I would not blame that loss on Cam. I believe three of those goals were deflected by us and another was point blank range. Poor gap control and unforced turnovers is what killed us. plus how do you not pick up Claude in the slot (Faulk). What shocks me the most is just how far Faulk’s defense play has fallen. He is no longer our best defenseman. we had really poor puck protection and just poor passing in general. Hanifin is suppose to have great skating ability. too bad he only shows it once a game. I want to see him flying around all game! Where is the energy!!!
It was a team loss for sure and there is plenty of blame to go around. But when your goaltender has a 85% save percentage, and every goal was last touched by the goaltender before it entered the goal it is hard not to include the goaltender in the placement of blame. Had the Flyers lost, Neuwirth would have clearly been the goat. But he didn’t have to be good, just a little better than Cam. And he was.
I agree with Surgalt that you shouldn’t bother watching the tape. From your “What I’m Watching” column, items 1, 2 and 4 were complete failures. Item 3 was the lone bright spot, but goal scoring doesn’t mean much if the team defense and goaltending is giving up more goals than the team can score.
I agree the should have been a 7:00 start. Funny, talk about not full, Panthers stadium was half empty. Flyers players need to shut their holes about start times, attendance or atmosphere.
The Phil teams, all of them are in the top 5 most pathetic of all time.
Losers for years, have not won anything in decades (except Phillies and they do not count, baseball is so boring).
Pittsburgh and Flyers is a one sided rivalry. Flyers the losers for decades and Pens keep winning (when Flyers best them, that is their Stanley Cup each year).
Flyers should keep comments to themselves, we have a Cup in past ten years, they have won nothing (over 40 years of pathetic, chasing Cubs irrelevance).
After watching european hockey for 30 years I may look things in a different way but in my opinion the first priority for the Canes should be finding another line that could score 5 on 5.
The reason why only the first line is working is that it is the only line where all three forwards can keep the play alive in the offensive zone. To be able to do that you should either have enough muscles (Staal) or an excellent hockey IQ.
Nordström – not good enough
Di Giuseppe – not quite good enough
In my opinion the second line should be Lindholm-Staal-TT/Aho. Those are the four guys who I think can create scoring chances and not give the puck away in the offensive zone. TT and Aho may not work on the same line so that is why I would only pick one Finn. I would first try TT there, because he is more experienced and I think the Canes can expect him to be able to play in a top 6 role.

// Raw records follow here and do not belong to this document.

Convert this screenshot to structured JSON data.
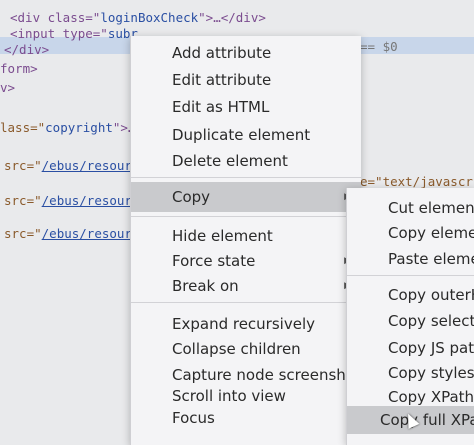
{
  "code_lines": [
    {
      "a": "<div class=\"",
      "b": "loginBoxCheck",
      "c": "\">…</div>"
    },
    {
      "a": "<input type=\"",
      "b": "subr",
      "c": ""
    },
    {
      "a": "</div>",
      "b": "",
      "c": ""
    },
    {
      "a": "form>",
      "b": "",
      "c": ""
    },
    {
      "a": "v>",
      "b": "",
      "c": ""
    },
    {
      "a": "lass=\"",
      "b": "copyright",
      "c": "\">…"
    },
    {
      "a": "src=\"",
      "b": "/ebus/resour",
      "c": ""
    },
    {
      "a": "src=\"",
      "b": "/ebus/resour",
      "c": ""
    },
    {
      "a": "src=\"",
      "b": "/ebus/resour",
      "c": ""
    }
  ],
  "right_code": {
    "selected_suffix": "== $0",
    "type_attr": "e=\"text/javascr"
  },
  "context_menu": {
    "items": [
      {
        "label": "Add attribute"
      },
      {
        "label": "Edit attribute"
      },
      {
        "label": "Edit as HTML"
      },
      {
        "label": "Duplicate element"
      },
      {
        "label": "Delete element"
      },
      {
        "label": "Copy",
        "submenu": true,
        "active": true
      },
      {
        "label": "Hide element"
      },
      {
        "label": "Force state",
        "submenu": true
      },
      {
        "label": "Break on",
        "submenu": true
      },
      {
        "label": "Expand recursively"
      },
      {
        "label": "Collapse children"
      },
      {
        "label": "Capture node screenshot"
      },
      {
        "label": "Scroll into view"
      },
      {
        "label": "Focus"
      }
    ]
  },
  "copy_submenu": {
    "items": [
      {
        "label": "Cut element"
      },
      {
        "label": "Copy elemer"
      },
      {
        "label": "Paste elemer"
      },
      {
        "label": "Copy outerHT"
      },
      {
        "label": "Copy selector"
      },
      {
        "label": "Copy JS path"
      },
      {
        "label": "Copy styles"
      },
      {
        "label": "Copy XPath"
      },
      {
        "label": "Copy full XPath",
        "active": true
      }
    ]
  }
}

I understand that Staal is the best center for shutting down the best lines of the opponents but in this team he needs to play in an offensive role, because there is no-one else good enough to play the center on the second scoring line. The Canes can’t afford to sacrifice Staal’s offensive ability by playing him with Nordström.
For the third line that would leave Nordström, Di Giuseppe, Aho and Stalberg. Who would play the center? I think you can create a decent 3rd line from those four.
Hi Finnish…Thank you for chiming in and joining the conversation.